Because the bioherbicide effects and plant growth promotion could be affected by environmental conditions, a further experiment was performed by growing brome and wheat plants in the greenhouse inoculated or not with ‘Pesta’ granules of X33d with adjutants. The results obtained showed that the bioherbicide activity of this bacterial formulation on brome growth and yield and the plant growth–promoting effect on wheat growth and yield were maintained also in uncontrolled environment conditions. Therefore, the efficacy of the ‘Pesta’ granular formulation with adjuvants of the strain X33d was unaffected by the 6-month storage at 4°C. However, the reduction of great brome biomass, as well as the stimulation of wheat biomass, was more evident under controlled conditions than in natural ones. This is consistent with the impact of environmental conditions on the survival, efficiency and rhizosphere competence of micro-organisms behaving as DRB or plant growth–promoting bacteria (PGPB) (Kremer 2005).
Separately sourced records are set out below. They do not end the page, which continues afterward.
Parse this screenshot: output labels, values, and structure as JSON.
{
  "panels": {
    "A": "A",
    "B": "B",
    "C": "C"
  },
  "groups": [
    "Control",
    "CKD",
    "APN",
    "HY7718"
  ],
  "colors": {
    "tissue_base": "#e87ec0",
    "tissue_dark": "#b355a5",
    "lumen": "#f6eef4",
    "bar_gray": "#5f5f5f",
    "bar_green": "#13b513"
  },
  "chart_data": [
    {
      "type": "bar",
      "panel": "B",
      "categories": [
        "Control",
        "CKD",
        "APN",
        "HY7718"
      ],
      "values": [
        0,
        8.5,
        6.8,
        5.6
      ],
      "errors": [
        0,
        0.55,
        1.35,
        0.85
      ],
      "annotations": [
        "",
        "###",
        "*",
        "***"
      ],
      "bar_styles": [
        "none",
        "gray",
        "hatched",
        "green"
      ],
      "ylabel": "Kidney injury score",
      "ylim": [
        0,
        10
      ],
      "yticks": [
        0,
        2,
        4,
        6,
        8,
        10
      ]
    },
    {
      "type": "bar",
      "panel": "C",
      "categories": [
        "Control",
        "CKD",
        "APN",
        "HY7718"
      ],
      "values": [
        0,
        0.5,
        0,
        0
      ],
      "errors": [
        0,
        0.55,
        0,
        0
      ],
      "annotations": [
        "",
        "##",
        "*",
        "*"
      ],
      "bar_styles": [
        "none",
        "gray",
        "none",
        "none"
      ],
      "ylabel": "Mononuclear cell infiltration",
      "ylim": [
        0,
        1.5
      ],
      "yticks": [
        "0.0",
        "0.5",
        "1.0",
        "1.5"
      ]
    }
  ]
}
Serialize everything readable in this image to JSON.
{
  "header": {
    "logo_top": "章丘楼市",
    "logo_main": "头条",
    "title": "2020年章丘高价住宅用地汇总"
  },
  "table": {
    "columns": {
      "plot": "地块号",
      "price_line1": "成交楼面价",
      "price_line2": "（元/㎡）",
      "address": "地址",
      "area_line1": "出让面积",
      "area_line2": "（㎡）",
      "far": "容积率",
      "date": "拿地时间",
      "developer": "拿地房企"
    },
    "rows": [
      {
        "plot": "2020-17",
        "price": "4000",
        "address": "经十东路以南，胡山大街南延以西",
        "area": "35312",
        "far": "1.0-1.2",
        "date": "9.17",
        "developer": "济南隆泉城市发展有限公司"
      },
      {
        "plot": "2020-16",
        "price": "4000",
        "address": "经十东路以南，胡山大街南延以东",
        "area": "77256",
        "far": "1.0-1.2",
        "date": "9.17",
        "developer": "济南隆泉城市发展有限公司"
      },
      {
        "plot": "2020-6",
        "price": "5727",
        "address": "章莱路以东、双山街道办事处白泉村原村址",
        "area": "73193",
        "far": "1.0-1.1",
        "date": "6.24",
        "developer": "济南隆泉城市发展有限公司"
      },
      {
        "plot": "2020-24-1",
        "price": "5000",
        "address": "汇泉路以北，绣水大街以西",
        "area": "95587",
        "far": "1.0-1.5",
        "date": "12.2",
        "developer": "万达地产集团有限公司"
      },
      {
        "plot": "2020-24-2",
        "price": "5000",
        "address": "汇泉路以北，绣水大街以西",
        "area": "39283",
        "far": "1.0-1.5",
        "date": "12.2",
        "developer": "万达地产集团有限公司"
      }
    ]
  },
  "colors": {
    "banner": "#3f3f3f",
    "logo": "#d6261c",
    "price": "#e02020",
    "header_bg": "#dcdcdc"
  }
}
This work has demonstrated the successful use of the deleterious rhizobacterium Ps. trivialis X33d formulated in ‘Pesta’ granules as a bioherbicide against great brome. The use and application of such bioformulations in the field can result in the reduction of application of harmful chemicals, protect the environment and biological resources and be an important component of integrated pest management in sustainable agriculture. This investigation is only the first step in order to obtain a suitable formulation for application in the field after storage. Other research needs to be addressed before large-scale applications. In particular, further work will be performed to (i) assess the survival and the efficacy of ‘Pesta’ formulation of X33d in soils with different chemical and physical characteristics and (ii) analyse the root colonization pattern of the strain X33d formulated in ‘Pesta’ granules or as free cells, in brome and wheat.